About 15,000 people are expected to attend tomorrow's march against police brutality in Staten Island. And the NYPD is getting ready, reportedly assigning "hundreds of cops" to man the Rev. Al Sharpton-led route.

The march, led by Sharpton's National Action Network, is held in solidarity with the family of Eric Garner, the Staten Island man who was killed when a cop placed him in a chokehold during an arrest last month. Though the city has not issued official permits for the march, the Post reports that Sharpton struck a deal with Mayor de Blasio that'll permit participants to carry on as planned—but not without a significant NYPD presence, apparently. According to the tabloid, about 350 officers have been assigned to the route, and a police source says they've been told to bring their "hats and bats"—riot gear comprised of helmets and nightsticks—along with them.

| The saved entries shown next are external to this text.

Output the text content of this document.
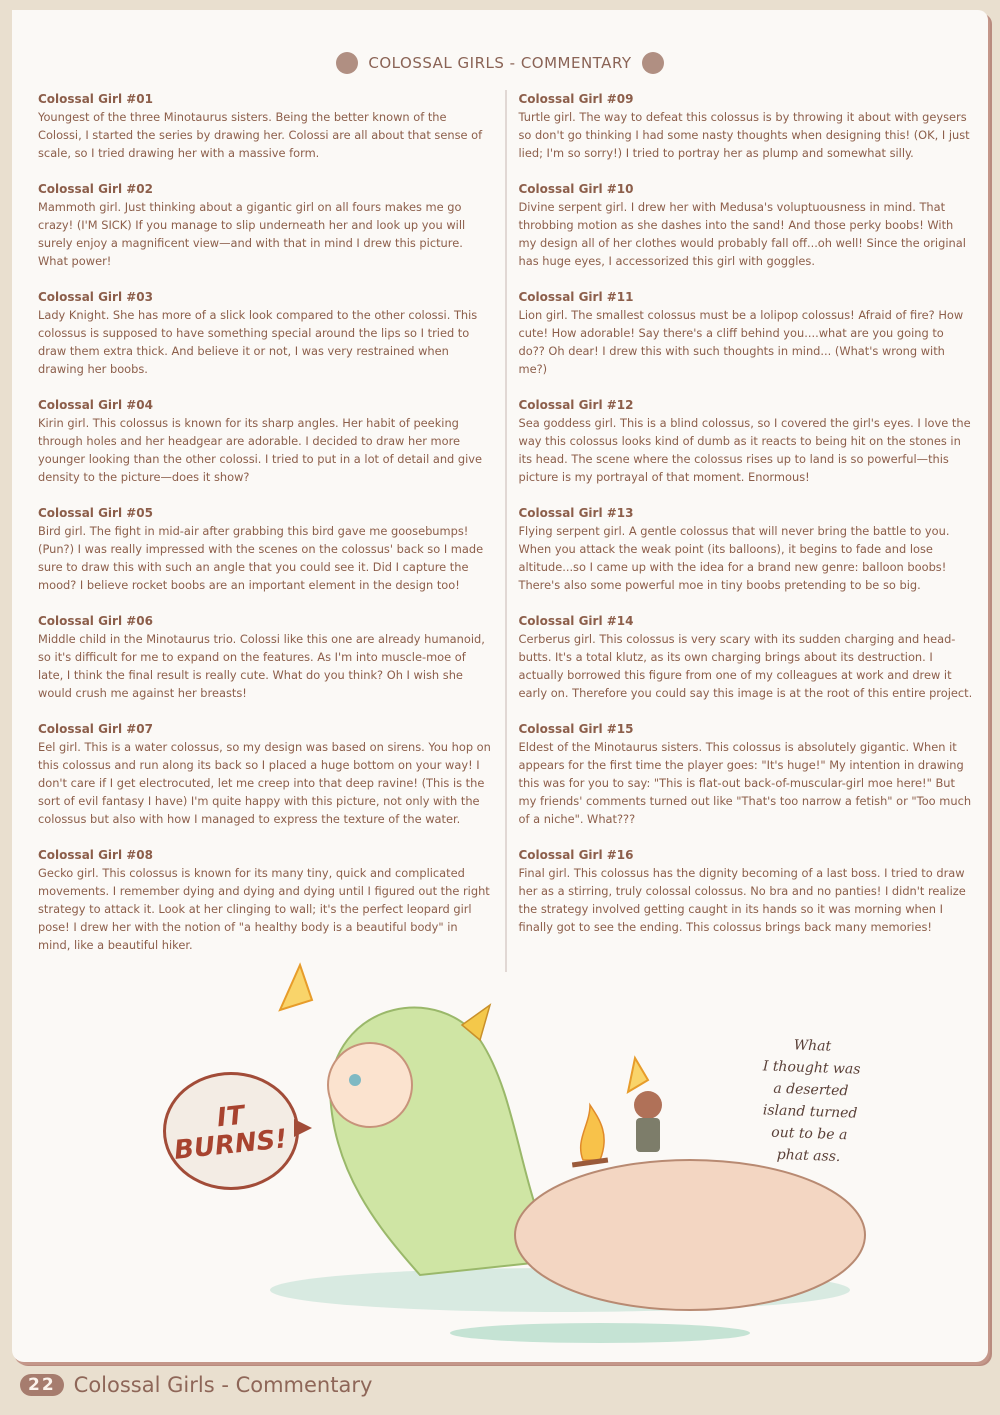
COLOSSAL GIRLS - COMMENTARY
Colossal Girl #01

Youngest of the three Minotaurus sisters. Being the better known of the Colossi, I started the series by drawing her. Colossi are all about that sense of scale, so I tried drawing her with a massive form.

Colossal Girl #02

Mammoth girl. Just thinking about a gigantic girl on all fours makes me go crazy! (I'M SICK) If you manage to slip underneath her and look up you will surely enjoy a magnificent view—and with that in mind I drew this picture. What power!

Colossal Girl #03

Lady Knight. She has more of a slick look compared to the other colossi. This colossus is supposed to have something special around the lips so I tried to draw them extra thick. And believe it or not, I was very restrained when drawing her boobs.

Colossal Girl #04

Kirin girl. This colossus is known for its sharp angles. Her habit of peeking through holes and her headgear are adorable. I decided to draw her more younger looking than the other colossi. I tried to put in a lot of detail and give density to the picture—does it show?

Colossal Girl #05

Bird girl. The fight in mid-air after grabbing this bird gave me goosebumps! (Pun?) I was really impressed with the scenes on the colossus' back so I made sure to draw this with such an angle that you could see it. Did I capture the mood? I believe rocket boobs are an important element in the design too!

Colossal Girl #06

Middle child in the Minotaurus trio. Colossi like this one are already humanoid, so it's difficult for me to expand on the features. As I'm into muscle-moe of late, I think the final result is really cute. What do you think? Oh I wish she would crush me against her breasts!

Colossal Girl #07

Eel girl. This is a water colossus, so my design was based on sirens. You hop on this colossus and run along its back so I placed a huge bottom on your way! I don't care if I get electrocuted, let me creep into that deep ravine! (This is the sort of evil fantasy I have) I'm quite happy with this picture, not only with the colossus but also with how I managed to express the texture of the water.

Colossal Girl #08

Gecko girl. This colossus is known for its many tiny, quick and complicated movements. I remember dying and dying and dying until I figured out the right strategy to attack it. Look at her clinging to wall; it's the perfect leopard girl pose! I drew her with the notion of "a healthy body is a beautiful body" in mind, like a beautiful hiker.

Colossal Girl #09

Turtle girl. The way to defeat this colossus is by throwing it about with geysers so don't go thinking I had some nasty thoughts when designing this! (OK, I just lied; I'm so sorry!) I tried to portray her as plump and somewhat silly.

Colossal Girl #10

Divine serpent girl. I drew her with Medusa's voluptuousness in mind. That throbbing motion as she dashes into the sand! And those perky boobs! With my design all of her clothes would probably fall off...oh well! Since the original has huge eyes, I accessorized this girl with goggles.

Colossal Girl #11

Lion girl. The smallest colossus must be a lolipop colossus! Afraid of fire? How cute! How adorable! Say there's a cliff behind you....what are you going to do?? Oh dear! I drew this with such thoughts in mind... (What's wrong with me?)

Colossal Girl #12

Sea goddess girl. This is a blind colossus, so I covered the girl's eyes. I love the way this colossus looks kind of dumb as it reacts to being hit on the stones in its head. The scene where the colossus rises up to land is so powerful—this picture is my portrayal of that moment. Enormous!

Colossal Girl #13

Flying serpent girl. A gentle colossus that will never bring the battle to you. When you attack the weak point (its balloons), it begins to fade and lose altitude...so I came up with the idea for a brand new genre: balloon boobs! There's also some powerful moe in tiny boobs pretending to be so big.

Colossal Girl #14

Cerberus girl. This colossus is very scary with its sudden charging and head-butts. It's a total klutz, as its own charging brings about its destruction. I actually borrowed this figure from one of my colleagues at work and drew it early on. Therefore you could say this image is at the root of this entire project.

Colossal Girl #15

Eldest of the Minotaurus sisters. This colossus is absolutely gigantic. When it appears for the first time the player goes: "It's huge!" My intention in drawing this was for you to say: "This is flat-out back-of-muscular-girl moe here!" But my friends' comments turned out like "That's too narrow a fetish" or "Too much of a niche". What???

Colossal Girl #16

Final girl. This colossus has the dignity becoming of a last boss. I tried to draw her as a stirring, truly colossal colossus. No bra and no panties! I didn't realize the strategy involved getting caught in its hands so it was morning when I finally got to see the ending. This colossus brings back many memories!

IT
BURNS!
What
I thought was
a deserted
island turned
out to be a
phat ass.
22 Colossal Girls - Commentary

But contradictory sources told CBS 2 that while there were indeed hundreds of cops assigned to the march, their presence would be "as unthreatening as possible," with subdued police community affairs officers supported by a large number of undercover cops. Though Sharpton says the protest will be peaceful, the city has instated a zero-tolerance policy when it comes to unrest. "Those who might seek to come to disrupt, I would encourage if they do, don’t come,” NYPD Commissioner Bill Bratton said. “Because you’re not going be to allowed to disrupt.” A number of businesses along the planned route say they will be closed on Saturday, thanks to a "security alert" launched by the SI Chamber of Commerce.

Sharpton and supporters have been attempting to get the U.S. attorney's office to pursue a federal civil rights investigation into Garner's death. Yesterday, supporters asked US Attorney Loretta Lynch to launch such an investigation.